Andrew Bujalski’s Support the Girls presents a milieu rarely explored in modern comedies. It’s not that its characters — a group of service industry women who work at a Texas-based Hooters-esque sports bar — never get their due on film.
It’s just that when they do, it’s often exploitative or salacious as secondary characters dispensing wisdom from behind the bar or as token girlfriends to the main character(s). And even more unique is Bujalski’s reluctance to saddle any of his working-class women with anything other than sharp characterizations, sharp humility and a sharp sense of humor … no matter how bad their singular day gets.
As the general manager of “Double Whammies,” Lisa (a wonderful Regina Hall) experiences a day that begins badly and continues sliding in the wrong direction from there. Opening up the business to find an overnight crook lodged somewhere in her ceiling is the least of her worries. Her perky, Southern-drawlin’ assistant Maci (Hayley Lu Richardson) is the only thing that seems to keep her anchored. Her other ‘rock’ is Danielle, played to perfection by newcomer Shayna McHayle.
Together, this trio barrels through the day, which includes training a group of newbies, hosting a car wash outside the restaurant to raise funds for another server experiencing legal problems, and Lisa’s own desperate quarrels with business owner Cubbie (James LeGros), as well as her own despondent husband.
All of this, plus the tangles inside the restaurant with disrespectful customers and a broken television cable line, add up to a stressful eight hours in which Bujalski has his characters juggle the personal with the professional, without losing a hint of realism to the quiet struggle of sanity that creeps up on anyone who has ever worked a retail or service industry job, when it feels like an octopus is pulling you in every direction.
Soul-crushing service industry trivialities aside, Support the Girls is Bujalski’s best film to date. As a purveyor of the “mumblecore” film movement, I’ve often vacillated on his efforts. Some are insufferable, others are insightful. With Support the Girls, his characters are so honed and precise, I feel like they’re chiseled from people I’ve met all my life, especially the characters played by Hayley Lu Richardson and Shayna McHayle.
And while these women are working hard every day and struggling paycheck to paycheck, the film refuses to veer into territory that most other films would take — that being a life of ‘get rich quick’ criminality or some other genre trope to push the narrative into more dramatic terrain. In fact, the most violent Support the Girls gets is the usual fistfight between drunken clientele as they’re ushered out the restaurant after several of their infamous “big-ass” beers. Instead, it remains a mild-mannered, humble and even warm examination of a sort of makeshift family whose intentions are to simply get through the day with their integrity intact.
Not to be outdone in its dramatic terms, it’s also supremely funny in its throwaway moments, such as a police dispatcher’s off-screen comment to the whip-smart banter between the girls, knowing how to use their sexuality to get what they want.

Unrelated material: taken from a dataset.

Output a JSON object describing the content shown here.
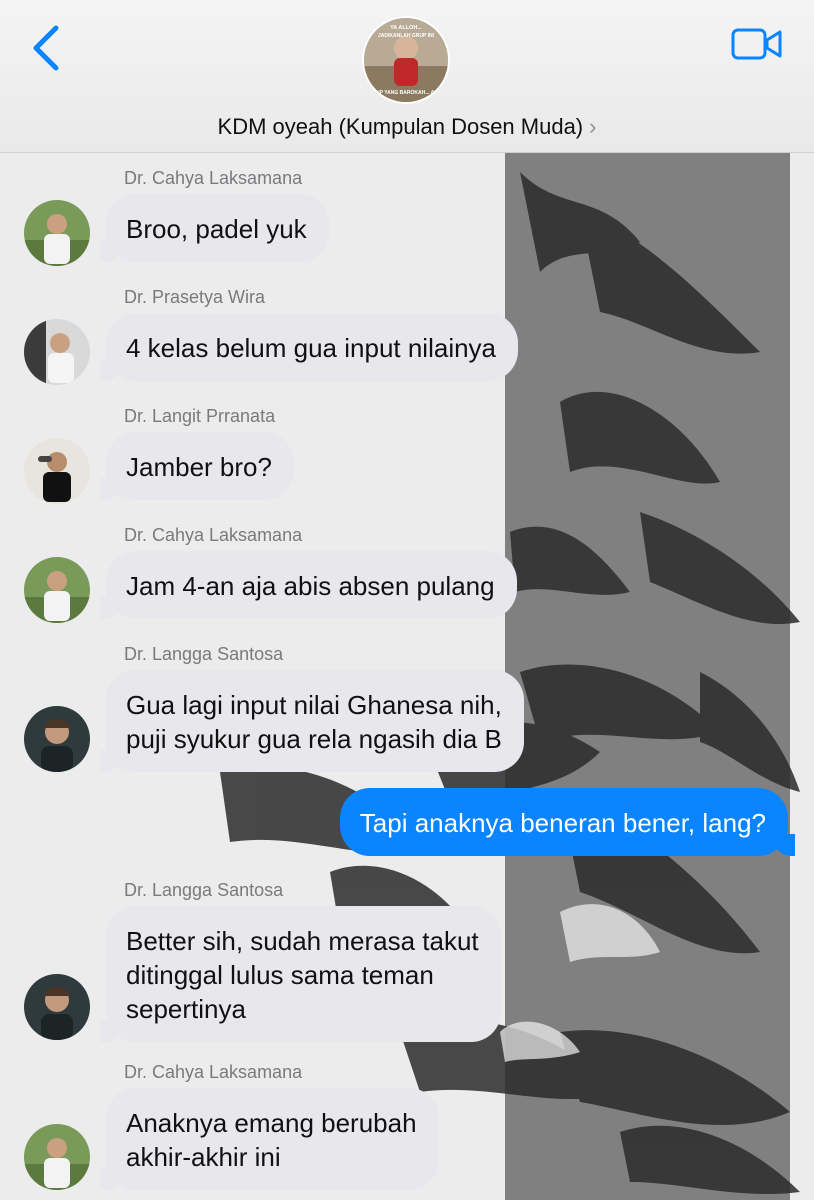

If all that’s not enough, it, finally, features one of the most heartfelt and honest finales of the year, rendering a muted moment between the three women simply passing the time and enjoying their transition into the second chapter in their life. And if anything has been proven in the previous 85 minutes, it’s that they’ll be perfectly fine.
Support the Girls opens in the Dallas/Fort Worth area on Friday August 24 at the Landmark Magnolia Theatre.